Town of Torrey Pulls a Fast One on GREENIDGE Decision

Groups, Public must act quickly

Dresden, NY: According to reporters and citizens who attended the Town of Torrey Planning Board’s last meeting, the Board announced then that the site plan application for Greenidge facility’s fracked gas powered Bitcoin mining expansion would be discussed during a special meeting on April 26th. The fate of this project lies in their hands. Now, depending on how one searches the Town’s website, concerned citizens will either discover a notification that the Greenidge meeting is going to be held on a new date of April 19th, or there is no information at all. If citizens go to:, there is a box at the bottom of the home page which says clearly the Bitcoin meeting is going to be held on April 19th.

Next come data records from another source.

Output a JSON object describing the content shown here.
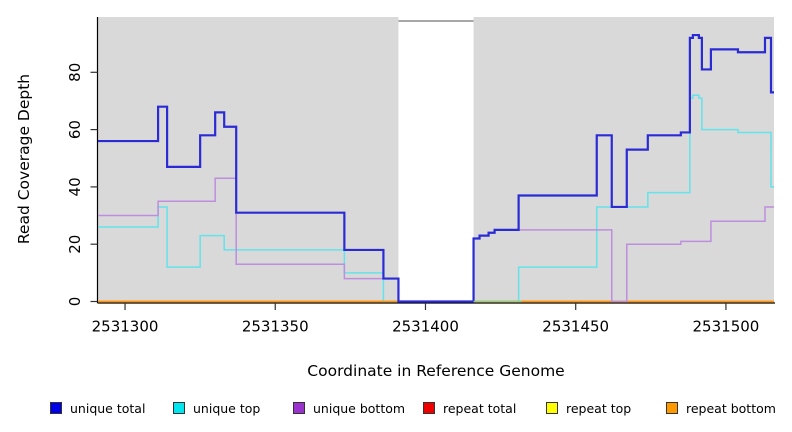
{
  "figure": {
    "xlabel": "Coordinate in Reference Genome",
    "ylabel": "Read Coverage Depth"
  },
  "legend": {
    "position": "bottom",
    "items": [
      {
        "label": "unique total",
        "swatch_color": "#0000e6"
      },
      {
        "label": "unique top",
        "swatch_color": "#00e5ee"
      },
      {
        "label": "unique bottom",
        "swatch_color": "#9a32cd"
      },
      {
        "label": "repeat total",
        "swatch_color": "#ee0000"
      },
      {
        "label": "repeat top",
        "swatch_color": "#ffff00"
      },
      {
        "label": "repeat bottom",
        "swatch_color": "#ff9900"
      }
    ]
  },
  "chart_data": {
    "type": "line",
    "subtype": "step-coverage-plot",
    "title": "",
    "xlabel": "Coordinate in Reference Genome",
    "ylabel": "Read Coverage Depth",
    "xlim": [
      2531291,
      2531516
    ],
    "ylim": [
      0,
      99.3
    ],
    "x_ticks": [
      2531300,
      2531350,
      2531400,
      2531450,
      2531500
    ],
    "y_ticks": [
      0,
      20,
      40,
      60,
      80
    ],
    "grid": false,
    "plot_bg_color": "#d9d9d9",
    "masked_region": {
      "from": 2531391,
      "to": 2531416,
      "fill": "#ffffff",
      "cap_color": "#8a8a8a"
    },
    "overlap_segment": {
      "from": 2531416,
      "to": 2531432,
      "value": 0,
      "color": "#8fd08f",
      "note": "cyan-over-orange blend visible at zero line"
    },
    "draw_order": [
      3,
      4,
      1,
      5,
      2,
      0
    ],
    "series": [
      {
        "name": "unique-total",
        "label": "unique total",
        "color": "#2b2bd5",
        "lw": 2.2,
        "steps": [
          [
            2531291,
            56
          ],
          [
            2531311,
            68
          ],
          [
            2531314,
            47
          ],
          [
            2531325,
            58
          ],
          [
            2531330,
            66
          ],
          [
            2531333,
            61
          ],
          [
            2531337,
            31
          ],
          [
            2531373,
            18
          ],
          [
            2531386,
            8
          ],
          [
            2531391,
            0
          ],
          [
            2531416,
            22
          ],
          [
            2531418,
            23
          ],
          [
            2531421,
            24
          ],
          [
            2531423,
            25
          ],
          [
            2531431,
            37
          ],
          [
            2531457,
            58
          ],
          [
            2531462,
            33
          ],
          [
            2531467,
            53
          ],
          [
            2531474,
            58
          ],
          [
            2531485,
            59
          ],
          [
            2531488,
            92
          ],
          [
            2531489,
            93
          ],
          [
            2531491,
            92
          ],
          [
            2531492,
            81
          ],
          [
            2531495,
            88
          ],
          [
            2531504,
            87
          ],
          [
            2531513,
            92
          ],
          [
            2531515,
            73
          ]
        ]
      },
      {
        "name": "unique-top",
        "label": "unique top",
        "color": "#63e3ea",
        "lw": 1.5,
        "steps": [
          [
            2531291,
            26
          ],
          [
            2531311,
            33
          ],
          [
            2531314,
            12
          ],
          [
            2531325,
            23
          ],
          [
            2531333,
            18
          ],
          [
            2531373,
            10
          ],
          [
            2531386,
            0
          ],
          [
            2531431,
            12
          ],
          [
            2531457,
            33
          ],
          [
            2531474,
            38
          ],
          [
            2531488,
            71
          ],
          [
            2531489,
            72
          ],
          [
            2531491,
            71
          ],
          [
            2531492,
            60
          ],
          [
            2531504,
            59
          ],
          [
            2531515,
            40
          ]
        ]
      },
      {
        "name": "unique-bottom",
        "label": "unique bottom",
        "color": "#bd8edd",
        "lw": 1.5,
        "steps": [
          [
            2531291,
            30
          ],
          [
            2531311,
            35
          ],
          [
            2531330,
            43
          ],
          [
            2531337,
            13
          ],
          [
            2531373,
            8
          ],
          [
            2531391,
            0
          ],
          [
            2531416,
            22
          ],
          [
            2531418,
            23
          ],
          [
            2531421,
            24
          ],
          [
            2531423,
            25
          ],
          [
            2531462,
            0
          ],
          [
            2531467,
            20
          ],
          [
            2531485,
            21
          ],
          [
            2531495,
            28
          ],
          [
            2531513,
            33
          ]
        ]
      },
      {
        "name": "repeat-total",
        "label": "repeat total",
        "color": "#dd0000",
        "lw": 1.4,
        "steps": [
          [
            2531291,
            0
          ]
        ]
      },
      {
        "name": "repeat-top",
        "label": "repeat top",
        "color": "#f2f200",
        "lw": 1.4,
        "steps": [
          [
            2531291,
            0
          ]
        ]
      },
      {
        "name": "repeat-bottom",
        "label": "repeat bottom",
        "color": "#ff9414",
        "lw": 1.8,
        "steps": [
          [
            2531291,
            0
          ]
        ]
      }
    ]
  }
}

However, if you simply google, "Town of Torrey," and click on the website link, there is no change of meeting date displayed.

“As more information about the harmful impacts of burning extra fossil fuels to make fake money at Greenidge comes out, we have an even greater sense of urgency in convincing the Town of Torrey Planning Board to do the right thing”, said Yvonne Taylor, Vice President, Seneca Lake Guardian.

On April 6th, renowned environmental law firm Earthjustice and the Sierra Club Atlantic Chapter sent a letter to the Department of Environmental Conservation detailing Greenidge’s current and anticipated air emissions, and expressing concerns about their expansion to other NY power plants:

“To put Greenidge’s emissions growth into context, 2020 air emissions data obtained pursuant to the Freedom of Information Law reveal that, in just one year, CO2eq and NOx emissions from the facility increased ten-fold. Greenidge’s emissions of CO2eq went from 28, 301 tons when bitcoin data mining first began at the facility in January 2020 to 243,103 tons in December 2020 and NOx emissions jumped from 5.2 to 49.2 tons in that same period. That is despite the fact that in 2020, the plant only operated at 13% of its capacity. Greenidge has proposed ramping operations up to 55 MW soon, which will result in boiler-alone emissions of 551,569 tons of CO2eq, per year. If left unchecked, Greenidge will reach 106 MW capacity shortly, which will cause emissions to skyrocket to 1,063,024 tons of CO2eq per year, or 165 percent of the existing permit limit.”

News of Greenidge’s merger and plans to expand to other undisclosed locations means further insults to the environment and a slap in the face to the state’s Climate Leadership and Community Protection Act, which aims to reduce carbon emissions:

“We all have a responsibility to do everything we can to reduce the burning of fossil fuels in order to pass on a livable planet to our children. Greenidge air emissions are already bad, and it wants to expand to other areas of the state. Seneca Lake is fragile and at a tipping point. According to the Finger Lakes Institute, temperatures at the north end of Seneca are rising every year. Because of its magnitude and depth, it takes 20 years for Seneca to turn over. If Greenidge’s permitted 134 million gallon daily hot water discharges push us over the top, it could take hundreds of years for the lake to recover. In the meantime, the drinking water for 100,000 people is lost. Expenses for municipalities to provide potable water skyrocket. The $3 Billion annual revenue and 58,000 jobs in the Agricultural and Tourism industry is threatened. People who have spent generations building their livelihoods that rely on the lake could have their legacies ripped out from under them. Property values will plummet and subsequently so will the tax base that supports local fire, police and schools. In fact, support for this short lived endeavor to enrich the few means that we have everything to lose by permitting Greenidge to expand. We need the Town of Torrey Planning Board to understand the weight of their decision and act to protect the region and our climate from Greenidge’s expansion by rejecting their site plan application,” said Taylor.

The Torrey Town Board has an opportunity to adopt a moratorium to review the ramifications of noise, air emissions and water discharge impacts at its regularly scheduled meeting Tuesday, April 13th. If it does not, the Town’s Planning Board will decide Greenidge’s and the rest of the region’s fate.

Seneca Lake Guardian is urging anyone who cares about Seneca Lake, the Finger Lakes, New York State, and the planet to speak out now. They’ve provided a list of things that concerned citizens and organizations can do - namely contact the Town of Torrey Planning Board and urge them to reject the site plan application for Greenidge before their new meeting date of April 19th.